Quarantine set for arrivals from US, UK, Ireland and Egypt

March 16, 2020 12:48
The government has urged members of the public to avoid non-essential travel outside Hong Kong. Photo: Reuters

Hong Kong will impose 14-day mandatory quarantine on all arrivals from the United States, the United Kingdom, Ireland and Egypt from Thursday.

The government issued the Red Outbound Travel Alert (OTA) on the US, the UK and Ireland in a statement on Sunday night, saying that the decision was made in view of the persistent and rapid increase in the number of novel coronavirus cases in those countries.

Those planning to travel to those places are urged to adjust travel plans, and in general, members of the public should consider delaying all non-essential travel outside Hong Kong, the government said.

Starting from March 19, the Department of Health (DH) will implement quarantine procedures for all people arriving in Hong Kong who have been to the four countries in the past 14 days.

The 14-day home quarantine will apply to Hong Kong residents as well as foreigners, the DH said in a statement. 

The quarantine measures announced earlier, which cover those who have been to Korea, Iran, Hokkaido in Japan and the 26 Schengen countries in Europe in the past 14 days, remain unchanged, the department said.

A spokesman for the DH's Centre for Health Protection (CHP) said that in the past two weeks, from March 2 to 15, 26 out of 46 new confirmed cases of Covid-19 in Hong Kong, or about 56.5 percent, were imported ones, while seven other cases, or about 15.2 percent, involved patients visiting places outside Hong Kong during the incubation period.

The CHP will adjust health quarantine measures based on the latest developments and risks in different countries as well as the current capacity of quarantine facilities in Hong Kong, he added.

Alice Chan Cheung Lok-yee, executive director of the Travel Industry Council, there are currently no Hong Kong tour groups in Ireland and the US, but at least 27 such groups with about 540 members are set to return to the city on Tuesday and afterwards from the Schengen area, the Hong Kong Economic Journal reported.

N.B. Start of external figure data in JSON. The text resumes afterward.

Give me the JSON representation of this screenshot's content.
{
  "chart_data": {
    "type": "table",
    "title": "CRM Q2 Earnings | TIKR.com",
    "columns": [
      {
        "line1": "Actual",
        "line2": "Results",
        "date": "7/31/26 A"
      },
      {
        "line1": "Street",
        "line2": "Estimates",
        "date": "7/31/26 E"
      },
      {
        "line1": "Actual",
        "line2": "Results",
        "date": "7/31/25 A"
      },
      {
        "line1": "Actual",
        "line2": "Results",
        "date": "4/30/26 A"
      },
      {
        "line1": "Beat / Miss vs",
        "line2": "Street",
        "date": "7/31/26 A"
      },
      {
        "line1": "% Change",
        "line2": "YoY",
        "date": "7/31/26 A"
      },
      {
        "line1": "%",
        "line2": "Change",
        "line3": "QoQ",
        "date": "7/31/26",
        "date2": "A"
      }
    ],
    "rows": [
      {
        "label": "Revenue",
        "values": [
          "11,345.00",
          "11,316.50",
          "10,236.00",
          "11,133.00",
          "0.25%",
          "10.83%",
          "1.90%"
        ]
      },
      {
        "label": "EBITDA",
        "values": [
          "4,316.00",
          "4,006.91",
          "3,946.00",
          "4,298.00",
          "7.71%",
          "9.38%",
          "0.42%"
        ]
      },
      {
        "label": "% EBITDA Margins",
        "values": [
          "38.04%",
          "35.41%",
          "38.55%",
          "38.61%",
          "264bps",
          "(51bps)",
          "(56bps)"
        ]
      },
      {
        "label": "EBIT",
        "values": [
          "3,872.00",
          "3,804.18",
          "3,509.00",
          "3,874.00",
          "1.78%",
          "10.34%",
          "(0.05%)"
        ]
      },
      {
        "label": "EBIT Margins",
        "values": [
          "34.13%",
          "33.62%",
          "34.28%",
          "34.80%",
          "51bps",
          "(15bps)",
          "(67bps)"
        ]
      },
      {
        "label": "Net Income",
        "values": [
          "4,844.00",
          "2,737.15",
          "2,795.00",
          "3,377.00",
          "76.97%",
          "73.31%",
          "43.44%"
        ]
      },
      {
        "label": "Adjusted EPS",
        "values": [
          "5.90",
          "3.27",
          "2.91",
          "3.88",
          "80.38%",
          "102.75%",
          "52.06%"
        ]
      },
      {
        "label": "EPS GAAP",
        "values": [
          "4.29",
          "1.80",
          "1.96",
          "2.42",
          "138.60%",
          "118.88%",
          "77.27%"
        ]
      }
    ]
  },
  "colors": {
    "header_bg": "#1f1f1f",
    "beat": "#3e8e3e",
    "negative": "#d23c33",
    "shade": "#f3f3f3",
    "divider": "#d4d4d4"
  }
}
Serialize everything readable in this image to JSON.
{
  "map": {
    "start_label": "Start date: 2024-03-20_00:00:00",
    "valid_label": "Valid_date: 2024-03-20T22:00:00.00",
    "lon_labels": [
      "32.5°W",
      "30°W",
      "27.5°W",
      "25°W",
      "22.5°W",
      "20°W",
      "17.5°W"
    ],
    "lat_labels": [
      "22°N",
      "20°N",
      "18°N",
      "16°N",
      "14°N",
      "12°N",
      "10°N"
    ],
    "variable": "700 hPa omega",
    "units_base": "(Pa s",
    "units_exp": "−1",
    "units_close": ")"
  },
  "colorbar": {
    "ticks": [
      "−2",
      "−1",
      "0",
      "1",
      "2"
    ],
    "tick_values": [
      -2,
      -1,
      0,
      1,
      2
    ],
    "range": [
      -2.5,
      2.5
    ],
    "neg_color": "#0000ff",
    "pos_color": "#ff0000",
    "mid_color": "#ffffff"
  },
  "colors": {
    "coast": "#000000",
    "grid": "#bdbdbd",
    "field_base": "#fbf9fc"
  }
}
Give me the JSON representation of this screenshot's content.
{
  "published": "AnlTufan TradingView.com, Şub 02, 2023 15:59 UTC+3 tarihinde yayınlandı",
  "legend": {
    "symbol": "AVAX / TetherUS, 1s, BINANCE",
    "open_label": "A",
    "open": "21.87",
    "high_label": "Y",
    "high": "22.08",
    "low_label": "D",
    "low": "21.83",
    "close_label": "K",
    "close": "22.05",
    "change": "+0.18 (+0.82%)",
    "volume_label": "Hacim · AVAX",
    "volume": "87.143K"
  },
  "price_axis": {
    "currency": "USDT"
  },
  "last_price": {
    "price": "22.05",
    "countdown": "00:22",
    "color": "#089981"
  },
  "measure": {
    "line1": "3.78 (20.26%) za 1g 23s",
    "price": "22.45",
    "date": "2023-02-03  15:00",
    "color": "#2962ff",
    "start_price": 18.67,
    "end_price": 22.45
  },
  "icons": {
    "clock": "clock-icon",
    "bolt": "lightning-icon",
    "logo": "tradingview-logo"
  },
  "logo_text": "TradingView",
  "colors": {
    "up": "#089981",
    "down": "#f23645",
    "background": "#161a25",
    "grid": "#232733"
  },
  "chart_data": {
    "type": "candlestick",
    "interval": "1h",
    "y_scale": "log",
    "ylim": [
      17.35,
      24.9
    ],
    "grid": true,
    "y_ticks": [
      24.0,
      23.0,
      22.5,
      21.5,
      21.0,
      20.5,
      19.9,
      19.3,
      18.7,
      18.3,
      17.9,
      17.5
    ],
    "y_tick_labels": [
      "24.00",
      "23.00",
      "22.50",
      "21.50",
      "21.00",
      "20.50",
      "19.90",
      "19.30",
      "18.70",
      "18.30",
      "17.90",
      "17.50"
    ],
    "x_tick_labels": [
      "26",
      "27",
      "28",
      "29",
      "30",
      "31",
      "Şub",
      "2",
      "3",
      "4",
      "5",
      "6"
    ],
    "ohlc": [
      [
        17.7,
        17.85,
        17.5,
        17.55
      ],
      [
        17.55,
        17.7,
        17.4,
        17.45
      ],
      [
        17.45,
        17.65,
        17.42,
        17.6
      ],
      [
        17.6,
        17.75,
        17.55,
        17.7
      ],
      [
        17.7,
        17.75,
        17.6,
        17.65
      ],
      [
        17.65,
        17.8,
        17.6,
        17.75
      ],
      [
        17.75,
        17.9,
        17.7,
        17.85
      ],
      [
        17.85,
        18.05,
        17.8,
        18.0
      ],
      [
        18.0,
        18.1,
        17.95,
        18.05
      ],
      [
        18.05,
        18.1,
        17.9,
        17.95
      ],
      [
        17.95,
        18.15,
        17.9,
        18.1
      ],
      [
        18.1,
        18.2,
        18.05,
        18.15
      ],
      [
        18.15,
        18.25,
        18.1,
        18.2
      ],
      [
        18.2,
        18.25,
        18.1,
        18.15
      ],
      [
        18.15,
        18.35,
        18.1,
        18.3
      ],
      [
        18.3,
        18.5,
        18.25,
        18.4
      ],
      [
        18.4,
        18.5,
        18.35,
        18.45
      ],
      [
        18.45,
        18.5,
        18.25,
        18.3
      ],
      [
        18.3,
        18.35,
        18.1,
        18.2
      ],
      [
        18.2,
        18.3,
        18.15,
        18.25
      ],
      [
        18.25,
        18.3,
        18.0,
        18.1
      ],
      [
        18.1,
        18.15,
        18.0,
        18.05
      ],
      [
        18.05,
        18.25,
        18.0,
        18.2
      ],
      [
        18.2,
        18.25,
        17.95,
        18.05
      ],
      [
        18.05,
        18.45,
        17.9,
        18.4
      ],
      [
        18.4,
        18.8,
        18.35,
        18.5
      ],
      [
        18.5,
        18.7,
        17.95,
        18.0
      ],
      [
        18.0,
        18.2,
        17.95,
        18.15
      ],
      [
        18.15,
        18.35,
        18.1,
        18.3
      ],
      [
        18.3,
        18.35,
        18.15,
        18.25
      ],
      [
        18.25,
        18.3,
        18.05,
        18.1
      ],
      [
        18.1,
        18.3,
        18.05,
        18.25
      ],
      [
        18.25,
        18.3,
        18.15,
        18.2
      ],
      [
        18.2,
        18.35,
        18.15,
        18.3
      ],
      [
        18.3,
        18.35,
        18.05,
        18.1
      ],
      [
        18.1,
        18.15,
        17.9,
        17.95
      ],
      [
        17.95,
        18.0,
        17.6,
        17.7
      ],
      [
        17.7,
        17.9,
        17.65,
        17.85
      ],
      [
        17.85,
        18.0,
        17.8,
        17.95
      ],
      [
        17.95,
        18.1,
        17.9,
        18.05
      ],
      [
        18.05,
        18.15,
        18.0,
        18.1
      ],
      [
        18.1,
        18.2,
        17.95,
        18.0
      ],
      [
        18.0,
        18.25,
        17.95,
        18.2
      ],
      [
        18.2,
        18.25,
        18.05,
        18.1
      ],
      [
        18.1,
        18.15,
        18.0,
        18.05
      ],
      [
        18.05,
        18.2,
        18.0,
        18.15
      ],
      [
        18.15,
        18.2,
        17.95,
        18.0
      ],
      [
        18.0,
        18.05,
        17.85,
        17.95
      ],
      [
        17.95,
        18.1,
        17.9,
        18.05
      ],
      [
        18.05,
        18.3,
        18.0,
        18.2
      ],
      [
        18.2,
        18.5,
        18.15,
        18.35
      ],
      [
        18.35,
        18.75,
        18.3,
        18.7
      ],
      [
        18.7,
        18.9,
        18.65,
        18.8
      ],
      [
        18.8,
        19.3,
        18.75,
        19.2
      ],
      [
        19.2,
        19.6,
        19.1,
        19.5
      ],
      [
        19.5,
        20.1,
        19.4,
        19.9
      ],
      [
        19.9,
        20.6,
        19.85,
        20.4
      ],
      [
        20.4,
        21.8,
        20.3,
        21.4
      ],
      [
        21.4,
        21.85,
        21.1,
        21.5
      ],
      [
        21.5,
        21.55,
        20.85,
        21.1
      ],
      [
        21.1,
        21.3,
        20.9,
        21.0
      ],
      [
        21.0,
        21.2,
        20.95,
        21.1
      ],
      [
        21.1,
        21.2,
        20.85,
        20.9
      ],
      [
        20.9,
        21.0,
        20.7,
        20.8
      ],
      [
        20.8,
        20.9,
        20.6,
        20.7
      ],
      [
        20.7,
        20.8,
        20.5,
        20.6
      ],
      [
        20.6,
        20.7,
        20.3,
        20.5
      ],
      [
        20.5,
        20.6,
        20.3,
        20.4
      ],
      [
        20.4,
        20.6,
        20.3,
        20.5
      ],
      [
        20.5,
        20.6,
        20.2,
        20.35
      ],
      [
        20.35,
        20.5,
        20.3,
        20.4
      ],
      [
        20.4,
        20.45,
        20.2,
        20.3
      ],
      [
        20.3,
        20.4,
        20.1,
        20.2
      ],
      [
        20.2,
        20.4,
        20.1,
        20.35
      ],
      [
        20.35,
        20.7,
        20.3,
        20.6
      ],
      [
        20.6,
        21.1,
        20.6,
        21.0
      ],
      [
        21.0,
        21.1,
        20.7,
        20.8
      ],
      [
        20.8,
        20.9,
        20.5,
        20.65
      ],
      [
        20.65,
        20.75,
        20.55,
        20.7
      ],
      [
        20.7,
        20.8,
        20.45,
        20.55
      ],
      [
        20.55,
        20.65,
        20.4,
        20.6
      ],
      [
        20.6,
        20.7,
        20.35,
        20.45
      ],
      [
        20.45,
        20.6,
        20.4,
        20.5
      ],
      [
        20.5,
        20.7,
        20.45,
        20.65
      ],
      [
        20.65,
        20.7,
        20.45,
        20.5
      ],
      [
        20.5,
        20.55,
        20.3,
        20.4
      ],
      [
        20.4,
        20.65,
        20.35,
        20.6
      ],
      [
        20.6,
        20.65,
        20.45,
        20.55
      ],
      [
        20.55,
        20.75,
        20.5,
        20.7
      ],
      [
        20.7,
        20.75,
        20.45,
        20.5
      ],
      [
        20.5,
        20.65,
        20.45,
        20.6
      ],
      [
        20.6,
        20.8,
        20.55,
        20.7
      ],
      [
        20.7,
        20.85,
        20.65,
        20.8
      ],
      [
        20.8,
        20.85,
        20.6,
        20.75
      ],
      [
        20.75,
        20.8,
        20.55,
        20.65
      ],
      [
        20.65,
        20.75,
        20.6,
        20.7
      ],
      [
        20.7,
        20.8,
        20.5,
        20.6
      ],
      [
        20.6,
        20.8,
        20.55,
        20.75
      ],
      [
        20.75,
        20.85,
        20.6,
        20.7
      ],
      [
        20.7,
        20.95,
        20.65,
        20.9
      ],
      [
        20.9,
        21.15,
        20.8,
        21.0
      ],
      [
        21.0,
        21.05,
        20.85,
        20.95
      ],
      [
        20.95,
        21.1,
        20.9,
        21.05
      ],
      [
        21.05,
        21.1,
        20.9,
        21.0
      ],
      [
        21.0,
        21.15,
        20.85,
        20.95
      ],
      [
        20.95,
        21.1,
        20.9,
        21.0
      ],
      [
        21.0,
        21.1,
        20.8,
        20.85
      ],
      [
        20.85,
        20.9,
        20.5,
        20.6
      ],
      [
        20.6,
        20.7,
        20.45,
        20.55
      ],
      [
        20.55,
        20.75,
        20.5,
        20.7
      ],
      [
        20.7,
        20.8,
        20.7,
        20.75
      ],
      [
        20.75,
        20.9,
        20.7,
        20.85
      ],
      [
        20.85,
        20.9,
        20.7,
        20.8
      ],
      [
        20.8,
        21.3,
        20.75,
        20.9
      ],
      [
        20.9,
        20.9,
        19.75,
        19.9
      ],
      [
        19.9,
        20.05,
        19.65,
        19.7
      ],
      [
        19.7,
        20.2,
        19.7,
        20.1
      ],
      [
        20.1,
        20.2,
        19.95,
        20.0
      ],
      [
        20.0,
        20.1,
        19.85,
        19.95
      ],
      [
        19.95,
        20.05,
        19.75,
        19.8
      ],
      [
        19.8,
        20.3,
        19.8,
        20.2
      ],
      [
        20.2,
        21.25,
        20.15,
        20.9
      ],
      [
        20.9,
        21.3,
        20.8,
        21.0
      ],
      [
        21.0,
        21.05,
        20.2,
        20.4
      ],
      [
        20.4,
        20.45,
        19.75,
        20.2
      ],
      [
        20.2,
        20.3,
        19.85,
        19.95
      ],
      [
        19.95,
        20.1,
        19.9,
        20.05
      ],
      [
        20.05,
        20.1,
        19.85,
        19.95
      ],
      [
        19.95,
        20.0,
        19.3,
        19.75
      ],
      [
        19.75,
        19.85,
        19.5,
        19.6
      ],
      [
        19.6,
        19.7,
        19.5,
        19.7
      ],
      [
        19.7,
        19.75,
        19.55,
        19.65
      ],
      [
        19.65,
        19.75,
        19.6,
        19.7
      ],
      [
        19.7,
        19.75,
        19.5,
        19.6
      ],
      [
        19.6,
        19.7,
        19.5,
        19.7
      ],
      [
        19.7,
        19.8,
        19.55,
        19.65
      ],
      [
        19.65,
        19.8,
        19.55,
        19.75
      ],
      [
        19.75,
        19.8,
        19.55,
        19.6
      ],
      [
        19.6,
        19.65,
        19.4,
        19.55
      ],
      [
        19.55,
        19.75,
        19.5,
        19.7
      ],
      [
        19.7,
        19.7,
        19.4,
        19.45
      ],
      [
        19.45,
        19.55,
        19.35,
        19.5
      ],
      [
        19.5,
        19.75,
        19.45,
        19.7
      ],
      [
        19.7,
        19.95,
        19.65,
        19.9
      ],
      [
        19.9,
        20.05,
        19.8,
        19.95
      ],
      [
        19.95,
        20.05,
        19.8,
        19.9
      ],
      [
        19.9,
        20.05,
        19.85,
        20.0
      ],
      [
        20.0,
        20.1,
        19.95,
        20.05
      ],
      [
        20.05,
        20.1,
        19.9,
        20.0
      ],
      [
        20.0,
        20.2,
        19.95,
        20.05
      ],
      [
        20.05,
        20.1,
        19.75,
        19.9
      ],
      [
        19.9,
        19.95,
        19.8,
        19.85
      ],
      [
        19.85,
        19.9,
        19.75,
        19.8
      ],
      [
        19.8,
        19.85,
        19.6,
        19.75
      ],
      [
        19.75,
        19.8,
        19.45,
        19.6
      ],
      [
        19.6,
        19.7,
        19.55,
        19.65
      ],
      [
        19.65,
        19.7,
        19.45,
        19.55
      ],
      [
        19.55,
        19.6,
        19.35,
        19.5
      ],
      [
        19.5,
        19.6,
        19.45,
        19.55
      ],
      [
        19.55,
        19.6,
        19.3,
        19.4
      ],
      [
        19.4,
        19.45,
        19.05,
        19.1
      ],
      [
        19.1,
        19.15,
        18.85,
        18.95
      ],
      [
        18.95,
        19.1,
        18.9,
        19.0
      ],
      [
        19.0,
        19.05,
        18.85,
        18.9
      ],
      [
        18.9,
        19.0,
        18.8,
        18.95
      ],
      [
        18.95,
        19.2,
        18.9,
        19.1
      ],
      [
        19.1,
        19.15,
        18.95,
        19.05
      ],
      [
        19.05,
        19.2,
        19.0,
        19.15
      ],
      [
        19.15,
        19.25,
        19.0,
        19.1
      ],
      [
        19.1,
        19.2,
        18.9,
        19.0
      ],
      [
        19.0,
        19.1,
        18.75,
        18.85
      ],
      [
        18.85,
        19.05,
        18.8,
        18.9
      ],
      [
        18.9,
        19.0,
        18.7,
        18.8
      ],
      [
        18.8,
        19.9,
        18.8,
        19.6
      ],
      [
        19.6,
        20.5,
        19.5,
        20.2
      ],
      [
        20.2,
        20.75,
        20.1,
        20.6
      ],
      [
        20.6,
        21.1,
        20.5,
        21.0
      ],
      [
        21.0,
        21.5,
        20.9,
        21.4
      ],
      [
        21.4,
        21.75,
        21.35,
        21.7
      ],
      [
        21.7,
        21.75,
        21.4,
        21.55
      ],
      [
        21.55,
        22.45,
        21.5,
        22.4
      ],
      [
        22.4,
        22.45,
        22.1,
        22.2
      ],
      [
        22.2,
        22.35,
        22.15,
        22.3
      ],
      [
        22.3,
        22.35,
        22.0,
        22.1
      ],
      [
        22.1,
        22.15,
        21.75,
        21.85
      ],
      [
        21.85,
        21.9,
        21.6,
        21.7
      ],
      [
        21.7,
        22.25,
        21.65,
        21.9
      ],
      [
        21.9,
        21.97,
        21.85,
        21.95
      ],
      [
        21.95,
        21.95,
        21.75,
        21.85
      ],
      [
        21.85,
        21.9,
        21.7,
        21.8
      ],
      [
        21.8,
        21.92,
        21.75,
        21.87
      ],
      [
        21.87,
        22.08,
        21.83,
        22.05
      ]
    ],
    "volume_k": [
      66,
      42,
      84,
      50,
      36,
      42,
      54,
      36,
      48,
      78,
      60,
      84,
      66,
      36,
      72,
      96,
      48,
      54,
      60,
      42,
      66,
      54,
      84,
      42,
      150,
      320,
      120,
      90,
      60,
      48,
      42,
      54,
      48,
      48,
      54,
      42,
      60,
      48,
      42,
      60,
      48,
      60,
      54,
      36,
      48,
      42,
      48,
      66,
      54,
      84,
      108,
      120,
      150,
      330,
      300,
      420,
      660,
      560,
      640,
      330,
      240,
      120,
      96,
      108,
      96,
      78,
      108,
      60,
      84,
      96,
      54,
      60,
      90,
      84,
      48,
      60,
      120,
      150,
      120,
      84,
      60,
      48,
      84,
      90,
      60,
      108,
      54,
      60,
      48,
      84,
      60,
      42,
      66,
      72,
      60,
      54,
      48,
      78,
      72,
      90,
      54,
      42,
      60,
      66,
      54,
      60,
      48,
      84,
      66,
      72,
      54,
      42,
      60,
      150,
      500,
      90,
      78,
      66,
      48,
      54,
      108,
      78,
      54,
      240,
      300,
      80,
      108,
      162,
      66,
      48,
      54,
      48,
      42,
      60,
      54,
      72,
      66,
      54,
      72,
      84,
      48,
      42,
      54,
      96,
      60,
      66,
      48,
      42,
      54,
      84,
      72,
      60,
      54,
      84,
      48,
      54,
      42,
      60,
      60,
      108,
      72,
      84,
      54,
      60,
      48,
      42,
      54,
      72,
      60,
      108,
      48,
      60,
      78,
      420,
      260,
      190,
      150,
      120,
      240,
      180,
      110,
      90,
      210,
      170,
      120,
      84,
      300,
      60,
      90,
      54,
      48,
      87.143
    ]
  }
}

Also, at least six tour groups with about 100 members will return from Egypt on Wednesday at the latest, Chan said. Several new Covid-19 cases involved Hong Kong citizens who had traveled to Egypt recently.

Meanwhile, authorities are discussing plans with airlines for a second batch of charter flights to central China's Hubei province to bring back Hong Kong people stranded there, Secretary for Constitutional and Mainland Affairs Patrick Nip Tak-kuen said.

The flights are expected to carry 500-600 people, mainly living from areas near Wuhan, the provincial capital, Nip told a TV program on Sunday.  He said the evacuation plan can be implemented later this month and the planes will also take off from Wuhan airport.

Nip said there are still about 3,400 Hong Kong residents in 36 cities across Hubei.

Transporting them to the airport and getting them on the charter flights will be more challenging than the first evacuation conducted earlier this month, he said, noting that it may take three to four hours to get them to the airport.

Asked if the Covid-19 outbreak would affect the Legislative Council elections scheduled for September, Nip said the government will keep a close eye on the situation and devise contingency plans to cope with any possible developments.